Наверное, думает Максим, у меня какое-нибудь особо дебильное выражение лица. Перекошенное сверх необходимого. Или челюсть где-нибудь у груди. Не знаю. Не чувствую. Отхлынувший только сейчас предельный страх оставил на память полное онемение всех мышц. Не поссорились. Точнее, поссорились — но не всерьез, не вдребезги, не до расставания; а уже показалось — все.

— Ты что, — выворачивается из-под рук ожившее, змеино-гибкое, движимое боевым задором тело, — ты что, подумал, что я вот так вот из-за одной глупости… сходу? Я, по-твоему, кто?..

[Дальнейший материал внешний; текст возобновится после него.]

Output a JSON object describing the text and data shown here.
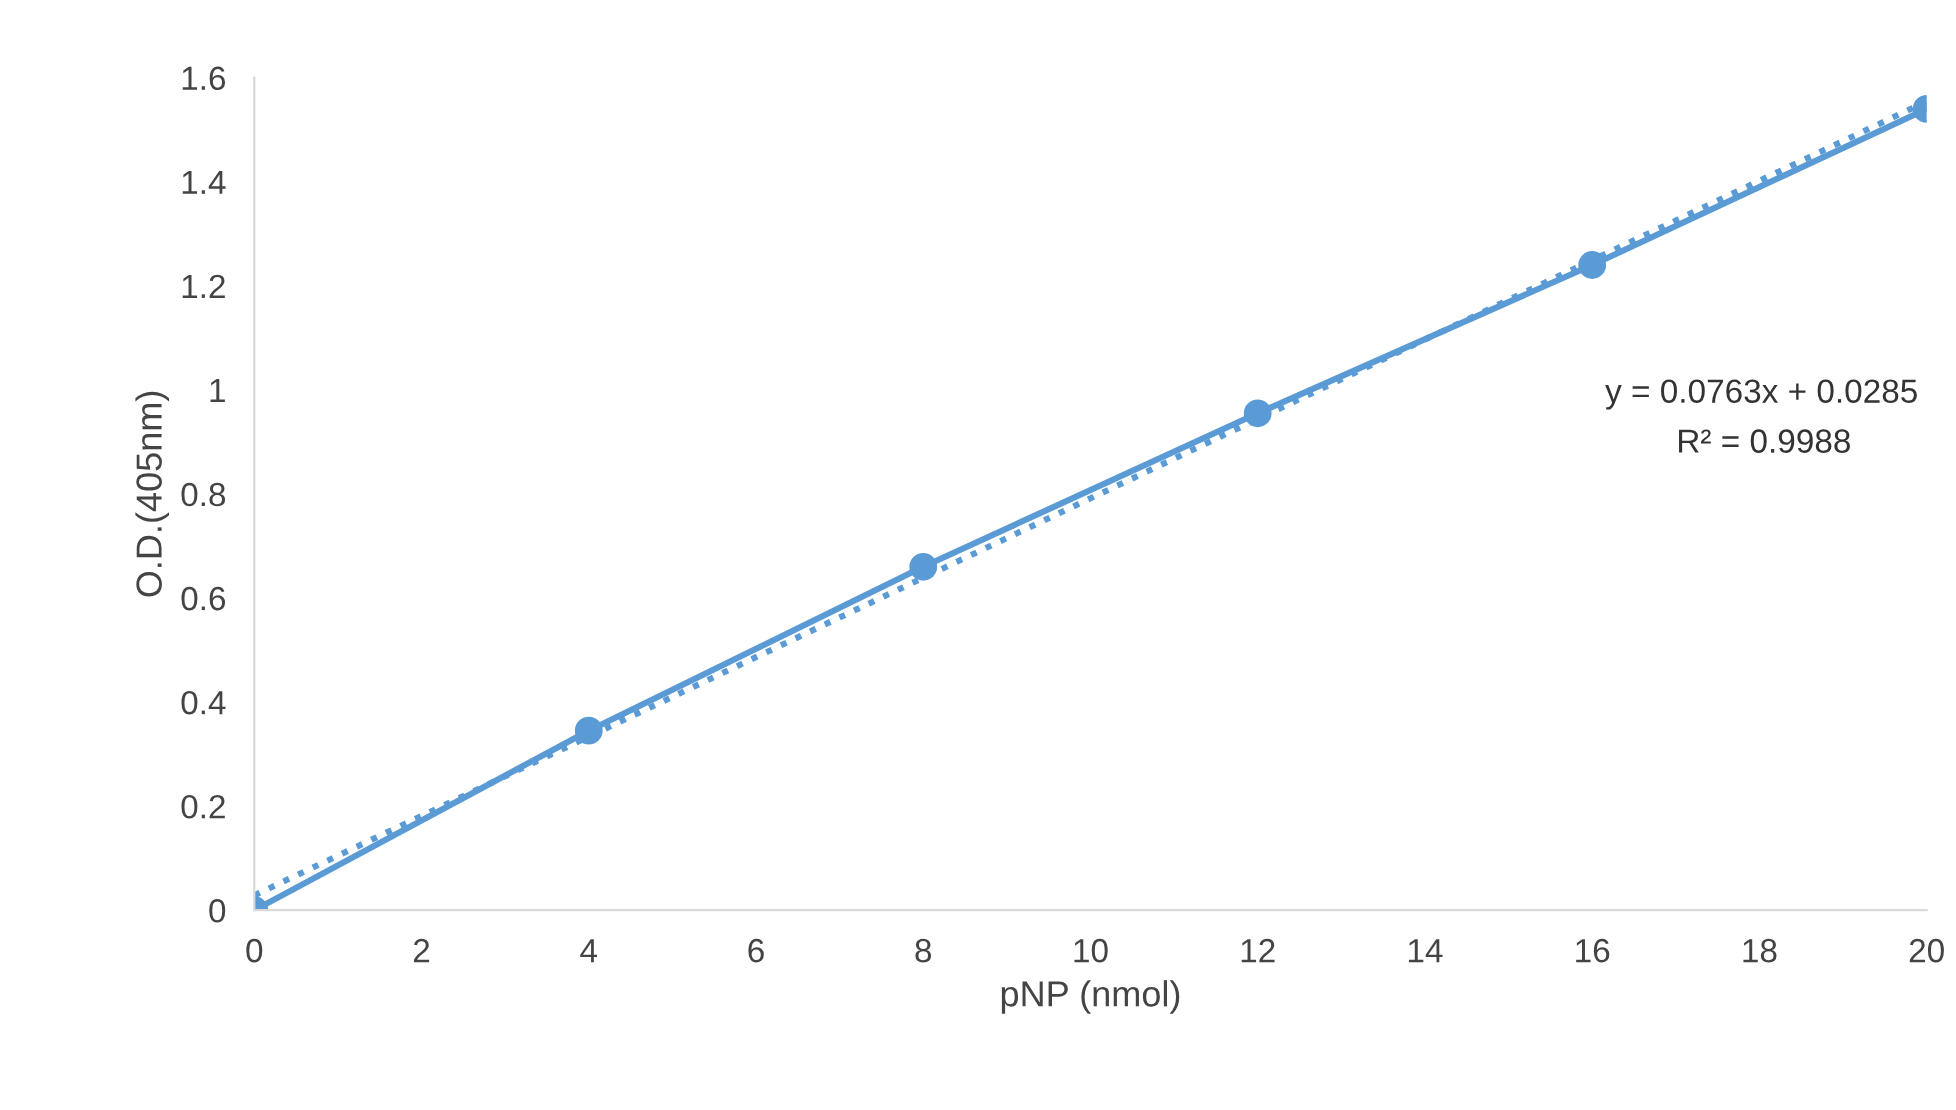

Героиня анекдота «Мама, он меня сукой назвал!», думает Максим. Но если сказать что-нибудь подобное вслух, то обзаведешься вторым синяком, для симметрии, и тогда уже не пустят даже в здание аэропорта. Хотя нигде в анекдоте не сказано, что обладательница этой неповторимой логики не может быть глубоко обожаемой — со всей своей логикой, со всеми своими выходками, — единственной ненаглядной супругой.

Был город — хороводом, карнавалом, ярмаркой, каруселью, раскрашенной юлой, запущенной по гладкому камню: пляши, покуда хватит завода. Был город, рассеченный рекой, и река была везде — куда ни пойдешь, все равно придешь к набережной, и площади были везде, куда ни сверни — выйдешь на площадь, словно на одну и ту же, к одним и тем же голубям и колокольням, улочкам и крышам, запаху кофе и хлеба, галдящим туристам, деловито шелестящим велосипедам… был город, похожий на все города Европы сразу, как мать похожа на своих детей, был Город среди городов — и в нем было лето, жаркое, накаленное, звонкое, как обожженная глина кирпичей и черепиц, как светлый пористый камень.

Прозрачная лазурь Средиземноморья то и дело чернела, стремительно и грозно, набухала влагой, неистово рушилась вниз, словно желая смыть в Тибр горожан и туристов, чужаков и коренных обитателей, голубей и кошек, машины и велосипеды, петушков с крыш и чудовищ с водосточных труб — все, все в реку, в белую пьяную пену, прочь, чтобы оставить лишь освеженный ливнем камень.